II. Assessing the Scope of the Problem
But before analyzing how to reduce trucking-related accidents, it is important to fully understand just how costly these types of accidents are. In 2009 alone, large trucks were involved in almost 300,000 documented crashes, over 3,000 of which resulted in at least one fatality. In fact, 3,436 Americans lost their lives in semi-truck crashes in 2009. And while these statistics alone are shocking, they still do not account for the full impact of large truck accidents—98 percent of the fatalities are suffered by individuals in passenger vehicles, leaving semi-truck drivers unscathed the vast majority of the time.
Of course, fatalities are not the only deleterious effects of semi collisions.
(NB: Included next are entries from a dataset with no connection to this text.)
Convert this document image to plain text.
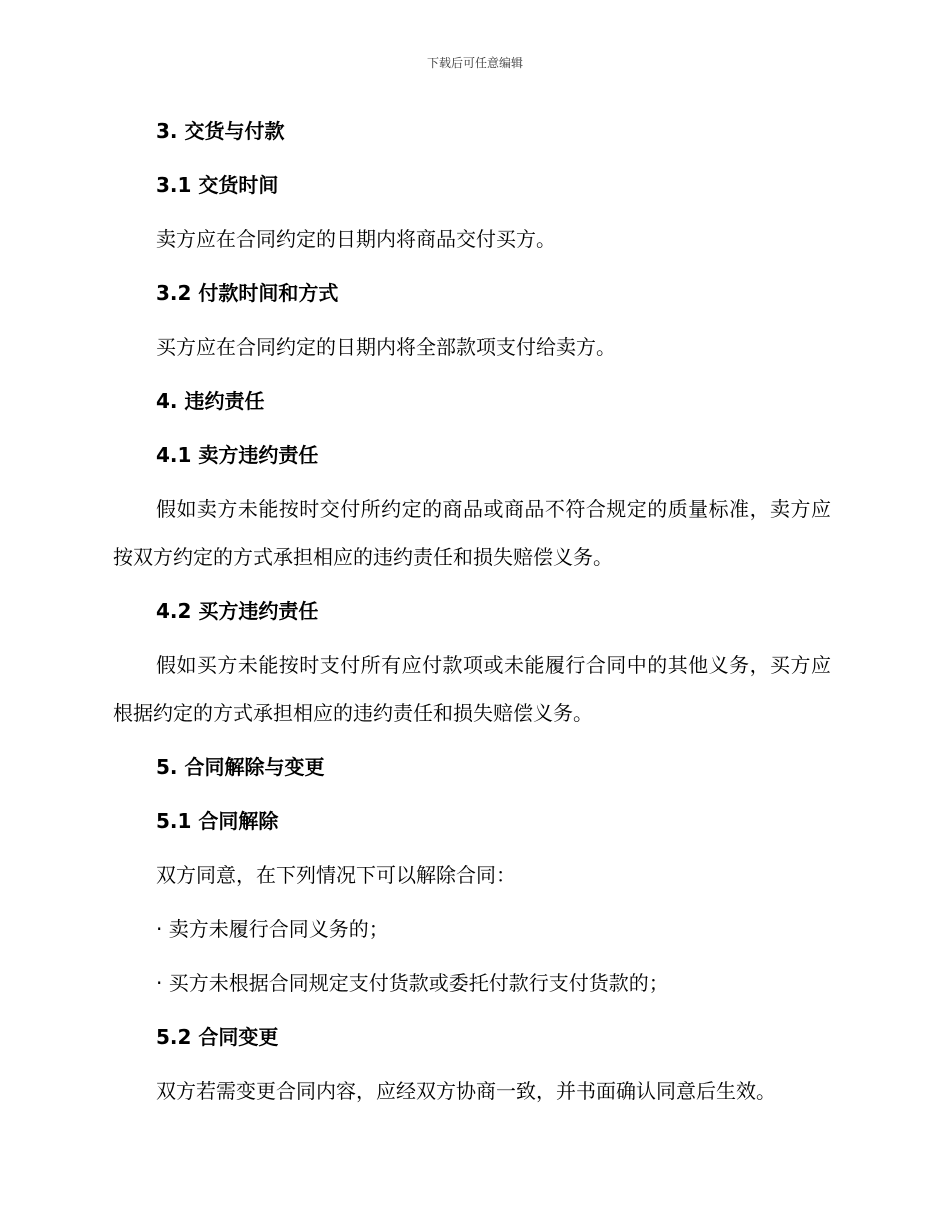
下载后可任意编辑
3. 交货与付款
3.1 交货时间

卖方应在合同约定的日期内将商品交付买方。

3.2 付款时间和方式

买方应在合同约定的日期内将全部款项支付给卖方。

4. 违约责任
4.1 卖方违约责任

假如卖方未能按时交付所约定的商品或商品不符合规定的质量标准，卖方应按双方约定的方式承担相应的违约责任和损失赔偿义务。

4.2 买方违约责任

假如买方未能按时支付所有应付款项或未能履行合同中的其他义务，买方应根据约定的方式承担相应的违约责任和损失赔偿义务。

5. 合同解除与变更
5.1 合同解除

双方同意，在下列情况下可以解除合同：

· 卖方未履行合同义务的；

· 买方未根据合同规定支付货款或委托付款行支付货款的；

5.2 合同变更

双方若需变更合同内容，应经双方协商一致，并书面确认同意后生效。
Those are survive can suffer a whole range of debilitating injuries from broken bones to severed spines. Some victims even require life-long care which can saddle their families and friends with millions of dollars of debt. And in addition to physical injuries, these accidents also inflict emotional and economic pain since survivors are often unable to work and must live with the emotional scars of a horrific wreck for the rest of their lives.
Its clear that semi-truck accidents impose huge costs on victims and their families, but what causes the accidents in the first place? Sadly, 9 out of 10 accidents can be traced to human error, often that of the driver of a five ton semi-truck. There are several different types of trucker error that most commonly lead to accidents.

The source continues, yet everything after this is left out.